Combien de mères, de pères... vont vivre l’humiliation et le désespoir de se voir retirer le minimum nécessaire pour élever leur famille : un toit, de quoi manger et dormir ?

Combien de mères, de pères... vont devoir penser à la mort, au suicide... pour s’évader de ce monde barbare qui les empêche de vivre... et parfois même retire la garde des enfants à des parents pauvres et sans revenus ? Car sans logement, la société a bonne conscience d’annoncer aux parents : “Vous n’avez plus rien, donc on vous retire tout.”
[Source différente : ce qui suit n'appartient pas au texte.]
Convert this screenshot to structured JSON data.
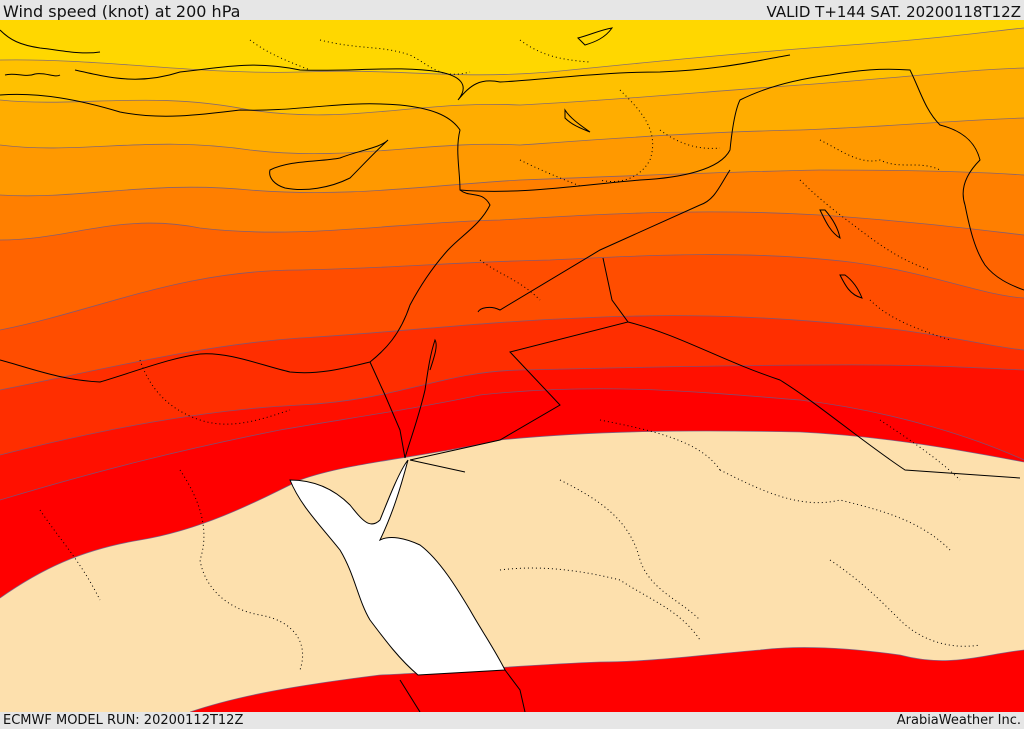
{
  "header": {
    "title": "Wind speed (knot) at 200 hPa",
    "valid": "VALID T+144 SAT. 20200118T12Z"
  },
  "footer": {
    "model_run": "ECMWF MODEL RUN: 20200112T12Z",
    "credit": "ArabiaWeather Inc."
  },
  "map": {
    "variable": "wind speed",
    "pressure_level_hPa": 200,
    "units": "knot",
    "palette": [
      "#ffd700",
      "#ffc100",
      "#ffad00",
      "#ff9900",
      "#ff7f00",
      "#ff6400",
      "#ff4d00",
      "#ff2e00",
      "#ff1000",
      "#ff0000",
      "#fde0ad"
    ],
    "sea_color": "#ffffff"
  }
}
Cruelle vision de ces personnes (huissiers, juges, magistrats, etc...) qui, si ça se trouve, vont à la messe le dimanche, se regardent encore dans une glace sans broncher et embrassent leurs enfants le matin en leur disant : “Bonne journée, je vais travailler.”

Cruel travail que cet emploi qui consiste à ôter un toit à des humains. Cruel emploi qui consiste à enlever des murs les dessins d’enfants et à sortir les jouets et les petits lits.

À l’endroit où est tombée Morgane, une étoile saigne. Un ange pleure toutes les nuits à cet endroit. Trois enfants aussi sanglotent dans la nuit, doucement dans leur lit. Les enfants de Morgane.

Chaque année : plus de 100 000 décisions d’expulsions sont prises. Près de la moitié sont assorties d’un commandement de quitter les lieux. Plus de 20 000 autorisent le recours à la force publique aux fins de les exécuter. 10 000 expulsions réelles ont lieu au final chaque année.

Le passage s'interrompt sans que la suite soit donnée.